Thursday, April 24, 2014

Dos and Donts of Ancient Egypt

Do bring a student ID card - you get discounts at almost every site.  It doesn't matter that neither Josh nor I are students any longer, and in fact I don't even have a student ID.  I used my Washington DC public library card and they gave me the discount.

Don't use large denomination bills.  Taxi drivers and such won't give you correct change, and will keep the remainder as "baksheesh."  You'll also need small coins to tip the guards and stray kids at museums who will otherwise not let you through or may pester you relentlessly.

Do let the little kids that are asking for money have some fun with you.  They have good senses of humor when you ask them their name.  Josh and I ask them for help (where is the closest ATM?  Can you sing a song for us?) before giving them any sort of tip.  They like having a job.

Don't go it alone.  When you are visiting these places with a local, the hasslers will approach them first and far less frequently.  But if you go alone, you will be targeted.  They will tell you the pyramids are closed, or that they can let you in for a fee, or find a way to climb, or that it is too far to walk, until you don't know what to believe and end up buying whatever it is they are selling.

Do visit the temples that you have never heard of.  The pyramids at Giza and temple of Luxor were far less interesting than Medinat Habu, the latter being a funerary temple for Ramses III.  So many of the bigger ones are in bad shape or riddled with tourists and obnoxiousness, and their contents are in Museums anyway (which may be better to visit).  But we went to Medinat Habu on the West Bank of Luxor, which was basically empty, had tons and tons of detailed hieroglyphics and statues, and felt hallowed.  It is not far from the Valley of the Kings which we skipped.

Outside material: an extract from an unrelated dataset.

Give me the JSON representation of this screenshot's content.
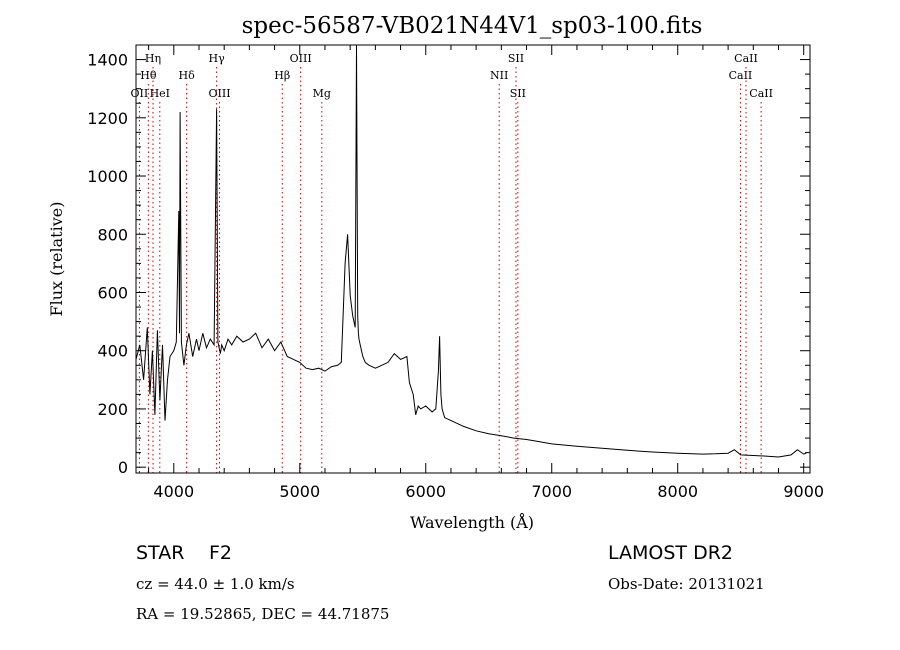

Don't ride the horses at the pyramids.  That is the best way to be captive to your horse owner, and to have a sore butt while not being able to concentrate on the pyramids at all, since you are spending all your effort just to steer and avoid minibus traffic.

Do take time to wander the streets and see stuff that is not really historic, but living and local.  We ran across an alley with a canopy of festive LED garlands and rope tassles and flowers, where children were playing and horses were having lunch.  We also went shopping for pants and found the Facebook store, which sells nothing you'd expect.

Don't eat the Luxor street cheese.  'Nuff said.